January 3, 2011 at 10:10 am
Reindexing cannot be done on sp_tables as it is system stored procedure. Does the second server you are querying has exactly the same tables as the first server? Also, it might be the load on the server that is making it take a lot of time. Also what kind of priveleges does the user have?
January 3, 2011 at 10:39 am
Thanks for your reply. It is exactly the same set of tables in that database. We are using the sa user through SQL Server Management Studio so there should be no permissions issues.
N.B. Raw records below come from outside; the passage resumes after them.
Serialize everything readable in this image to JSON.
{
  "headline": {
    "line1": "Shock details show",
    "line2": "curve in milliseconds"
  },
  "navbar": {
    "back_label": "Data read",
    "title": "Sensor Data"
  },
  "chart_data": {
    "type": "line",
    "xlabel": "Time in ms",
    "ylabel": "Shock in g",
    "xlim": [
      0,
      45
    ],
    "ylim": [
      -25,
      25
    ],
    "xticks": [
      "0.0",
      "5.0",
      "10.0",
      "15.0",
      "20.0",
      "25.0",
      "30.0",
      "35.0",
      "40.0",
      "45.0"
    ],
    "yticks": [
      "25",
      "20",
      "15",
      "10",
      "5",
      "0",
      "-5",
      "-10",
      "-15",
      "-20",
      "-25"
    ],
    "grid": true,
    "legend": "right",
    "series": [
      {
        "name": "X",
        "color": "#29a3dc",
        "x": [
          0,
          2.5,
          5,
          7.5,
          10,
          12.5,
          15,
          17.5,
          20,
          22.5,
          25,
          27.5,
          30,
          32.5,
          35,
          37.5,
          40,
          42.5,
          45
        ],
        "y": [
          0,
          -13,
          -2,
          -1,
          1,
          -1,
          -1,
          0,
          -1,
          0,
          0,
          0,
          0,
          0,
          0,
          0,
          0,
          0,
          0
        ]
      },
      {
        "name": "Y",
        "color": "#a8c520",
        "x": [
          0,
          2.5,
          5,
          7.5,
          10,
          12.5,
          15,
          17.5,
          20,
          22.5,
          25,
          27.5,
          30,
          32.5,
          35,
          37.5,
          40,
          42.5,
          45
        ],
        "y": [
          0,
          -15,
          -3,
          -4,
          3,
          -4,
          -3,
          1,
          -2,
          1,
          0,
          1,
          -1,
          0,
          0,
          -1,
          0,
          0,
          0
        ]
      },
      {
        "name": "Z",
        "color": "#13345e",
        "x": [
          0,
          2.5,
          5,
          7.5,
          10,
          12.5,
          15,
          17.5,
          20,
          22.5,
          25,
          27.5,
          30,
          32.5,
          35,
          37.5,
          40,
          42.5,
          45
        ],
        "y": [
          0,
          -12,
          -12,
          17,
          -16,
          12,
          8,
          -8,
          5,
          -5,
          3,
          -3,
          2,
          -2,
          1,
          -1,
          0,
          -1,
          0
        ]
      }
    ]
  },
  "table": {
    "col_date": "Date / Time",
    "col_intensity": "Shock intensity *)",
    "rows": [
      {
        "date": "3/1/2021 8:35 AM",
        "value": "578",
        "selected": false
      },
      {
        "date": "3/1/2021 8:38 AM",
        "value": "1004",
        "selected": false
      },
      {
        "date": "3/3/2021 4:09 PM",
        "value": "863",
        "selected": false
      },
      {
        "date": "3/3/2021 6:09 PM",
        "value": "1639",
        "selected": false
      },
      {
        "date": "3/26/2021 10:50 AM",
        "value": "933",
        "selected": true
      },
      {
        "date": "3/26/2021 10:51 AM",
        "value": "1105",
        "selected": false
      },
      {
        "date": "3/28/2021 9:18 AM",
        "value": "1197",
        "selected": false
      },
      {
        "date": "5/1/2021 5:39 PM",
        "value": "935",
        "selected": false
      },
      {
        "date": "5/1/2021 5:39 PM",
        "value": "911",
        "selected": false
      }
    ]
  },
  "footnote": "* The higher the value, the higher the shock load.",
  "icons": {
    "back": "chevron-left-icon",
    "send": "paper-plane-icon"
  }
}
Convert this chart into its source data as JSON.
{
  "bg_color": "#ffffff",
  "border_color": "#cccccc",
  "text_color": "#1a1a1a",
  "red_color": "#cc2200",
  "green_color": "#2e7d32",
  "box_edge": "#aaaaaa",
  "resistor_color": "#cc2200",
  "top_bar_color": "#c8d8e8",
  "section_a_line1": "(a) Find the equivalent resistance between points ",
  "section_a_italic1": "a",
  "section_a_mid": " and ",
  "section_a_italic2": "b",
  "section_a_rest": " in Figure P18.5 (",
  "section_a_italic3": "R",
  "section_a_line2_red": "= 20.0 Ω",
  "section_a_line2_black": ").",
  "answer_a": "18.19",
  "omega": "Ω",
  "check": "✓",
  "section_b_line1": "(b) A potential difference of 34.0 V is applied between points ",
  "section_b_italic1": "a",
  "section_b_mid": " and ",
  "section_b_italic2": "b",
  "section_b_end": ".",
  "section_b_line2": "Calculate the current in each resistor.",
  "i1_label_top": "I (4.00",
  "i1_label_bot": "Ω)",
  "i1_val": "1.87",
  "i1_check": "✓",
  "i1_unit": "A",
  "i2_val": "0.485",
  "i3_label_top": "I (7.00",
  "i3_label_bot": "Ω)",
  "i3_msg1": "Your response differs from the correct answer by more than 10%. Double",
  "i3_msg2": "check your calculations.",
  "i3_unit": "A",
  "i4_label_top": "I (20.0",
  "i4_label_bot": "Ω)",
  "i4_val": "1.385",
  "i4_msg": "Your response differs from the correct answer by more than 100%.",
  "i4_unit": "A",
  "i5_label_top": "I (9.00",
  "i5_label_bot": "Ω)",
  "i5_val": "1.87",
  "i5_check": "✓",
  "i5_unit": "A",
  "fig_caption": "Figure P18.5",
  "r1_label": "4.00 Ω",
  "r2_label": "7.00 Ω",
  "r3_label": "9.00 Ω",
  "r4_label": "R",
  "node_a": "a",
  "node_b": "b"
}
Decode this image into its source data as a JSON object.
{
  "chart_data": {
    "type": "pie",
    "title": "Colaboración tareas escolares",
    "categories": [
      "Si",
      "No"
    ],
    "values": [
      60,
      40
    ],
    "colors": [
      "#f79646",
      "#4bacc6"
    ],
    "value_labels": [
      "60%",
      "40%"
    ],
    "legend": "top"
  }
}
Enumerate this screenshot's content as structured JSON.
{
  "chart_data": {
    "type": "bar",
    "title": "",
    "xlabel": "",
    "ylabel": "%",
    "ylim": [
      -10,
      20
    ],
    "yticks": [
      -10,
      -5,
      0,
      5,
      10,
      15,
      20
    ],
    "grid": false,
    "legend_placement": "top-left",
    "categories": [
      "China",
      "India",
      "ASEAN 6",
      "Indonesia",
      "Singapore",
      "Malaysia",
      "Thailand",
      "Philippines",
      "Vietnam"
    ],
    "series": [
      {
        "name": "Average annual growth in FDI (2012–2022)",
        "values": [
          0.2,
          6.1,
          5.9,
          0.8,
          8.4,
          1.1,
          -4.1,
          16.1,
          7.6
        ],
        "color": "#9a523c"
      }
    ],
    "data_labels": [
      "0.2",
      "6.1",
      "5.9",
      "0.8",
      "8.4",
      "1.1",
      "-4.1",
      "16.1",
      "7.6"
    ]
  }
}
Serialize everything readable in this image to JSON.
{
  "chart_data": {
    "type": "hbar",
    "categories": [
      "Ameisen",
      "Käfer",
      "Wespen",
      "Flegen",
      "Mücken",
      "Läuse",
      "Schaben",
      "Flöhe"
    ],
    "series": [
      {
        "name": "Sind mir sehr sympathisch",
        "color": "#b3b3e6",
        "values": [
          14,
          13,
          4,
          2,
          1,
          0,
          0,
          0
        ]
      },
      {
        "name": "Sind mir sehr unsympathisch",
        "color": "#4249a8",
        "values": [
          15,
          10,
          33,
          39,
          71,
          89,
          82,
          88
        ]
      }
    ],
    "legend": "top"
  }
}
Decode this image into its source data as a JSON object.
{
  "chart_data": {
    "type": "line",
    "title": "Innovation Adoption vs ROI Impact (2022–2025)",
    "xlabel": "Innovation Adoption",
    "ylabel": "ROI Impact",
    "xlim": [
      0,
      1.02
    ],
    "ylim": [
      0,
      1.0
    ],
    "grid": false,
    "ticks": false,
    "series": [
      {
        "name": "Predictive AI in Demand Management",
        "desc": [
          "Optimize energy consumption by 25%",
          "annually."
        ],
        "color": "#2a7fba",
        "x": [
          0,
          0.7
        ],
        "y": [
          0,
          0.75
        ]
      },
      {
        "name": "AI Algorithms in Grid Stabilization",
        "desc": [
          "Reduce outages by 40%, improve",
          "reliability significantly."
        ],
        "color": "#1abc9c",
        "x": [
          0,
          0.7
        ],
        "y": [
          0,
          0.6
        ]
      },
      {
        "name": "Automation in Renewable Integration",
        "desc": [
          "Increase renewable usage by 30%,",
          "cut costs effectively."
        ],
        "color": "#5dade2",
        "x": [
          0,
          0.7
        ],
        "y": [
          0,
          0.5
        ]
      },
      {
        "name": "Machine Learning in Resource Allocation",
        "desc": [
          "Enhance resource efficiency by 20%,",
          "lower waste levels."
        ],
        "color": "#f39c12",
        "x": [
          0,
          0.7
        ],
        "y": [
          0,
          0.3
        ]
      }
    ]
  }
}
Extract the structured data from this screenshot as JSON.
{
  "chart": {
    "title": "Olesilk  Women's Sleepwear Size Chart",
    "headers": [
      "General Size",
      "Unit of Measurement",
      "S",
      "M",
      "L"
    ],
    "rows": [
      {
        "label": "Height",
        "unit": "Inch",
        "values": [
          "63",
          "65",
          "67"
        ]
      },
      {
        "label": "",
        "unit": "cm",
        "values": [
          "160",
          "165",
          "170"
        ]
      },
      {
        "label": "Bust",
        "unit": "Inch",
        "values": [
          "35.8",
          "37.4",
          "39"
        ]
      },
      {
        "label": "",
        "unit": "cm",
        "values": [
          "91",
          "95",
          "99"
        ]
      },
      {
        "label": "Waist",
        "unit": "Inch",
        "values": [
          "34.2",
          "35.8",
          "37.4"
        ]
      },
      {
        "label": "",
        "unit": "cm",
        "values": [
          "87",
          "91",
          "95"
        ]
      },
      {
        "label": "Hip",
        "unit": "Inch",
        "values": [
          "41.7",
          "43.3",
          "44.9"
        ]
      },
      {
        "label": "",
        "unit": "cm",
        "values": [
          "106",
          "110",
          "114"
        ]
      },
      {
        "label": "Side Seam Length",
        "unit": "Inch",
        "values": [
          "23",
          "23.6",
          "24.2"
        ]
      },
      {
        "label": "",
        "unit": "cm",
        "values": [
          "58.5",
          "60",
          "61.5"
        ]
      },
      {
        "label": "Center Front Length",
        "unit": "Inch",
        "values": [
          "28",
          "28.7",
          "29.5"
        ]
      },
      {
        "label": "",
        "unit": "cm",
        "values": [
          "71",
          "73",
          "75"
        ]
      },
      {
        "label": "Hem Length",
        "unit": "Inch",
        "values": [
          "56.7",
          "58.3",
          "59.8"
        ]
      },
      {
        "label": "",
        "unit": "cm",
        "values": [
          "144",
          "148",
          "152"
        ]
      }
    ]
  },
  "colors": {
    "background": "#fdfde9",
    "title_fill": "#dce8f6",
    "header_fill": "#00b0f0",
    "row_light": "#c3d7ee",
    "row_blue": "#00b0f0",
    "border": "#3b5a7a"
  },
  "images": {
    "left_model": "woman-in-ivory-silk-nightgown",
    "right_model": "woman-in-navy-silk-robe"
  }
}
The reason I asked about the reindexing is not for the sp_tables procedure but wondering if there is an internal SQL Server index that is corrupted for the tables that is causing this issue.
May 14, 2012 at 9:58 am
I had the same problem. One thing I noticed was that SELECT * FROM INFORMATION_SCHEMA.TABLES executed in about 100 mS, while EXEC SP_TABLES was averaging about 3 seconds.. If you look at the execution plan of both queries, you'll see that EXEC SP_TABLES is surprisingly involved. Notice all the system tables that it's hitting.
I got the bright idea to restart SQL Server. That did the trick. After the restart, SP_Tables returned results in about 100 mS. My guess is that there is some sort of in-memory structure, perhaps an index, for the table schema. Over time the database in question had a lot of schema changes. That would have fragmented the structure, slowing retrievals.
AFAIK, SELECT ... FROM INFORMATION_SCHEMA.TABLES is the preferred method of enumerating tables. Post-restart it was averaging around 40 mS execution time.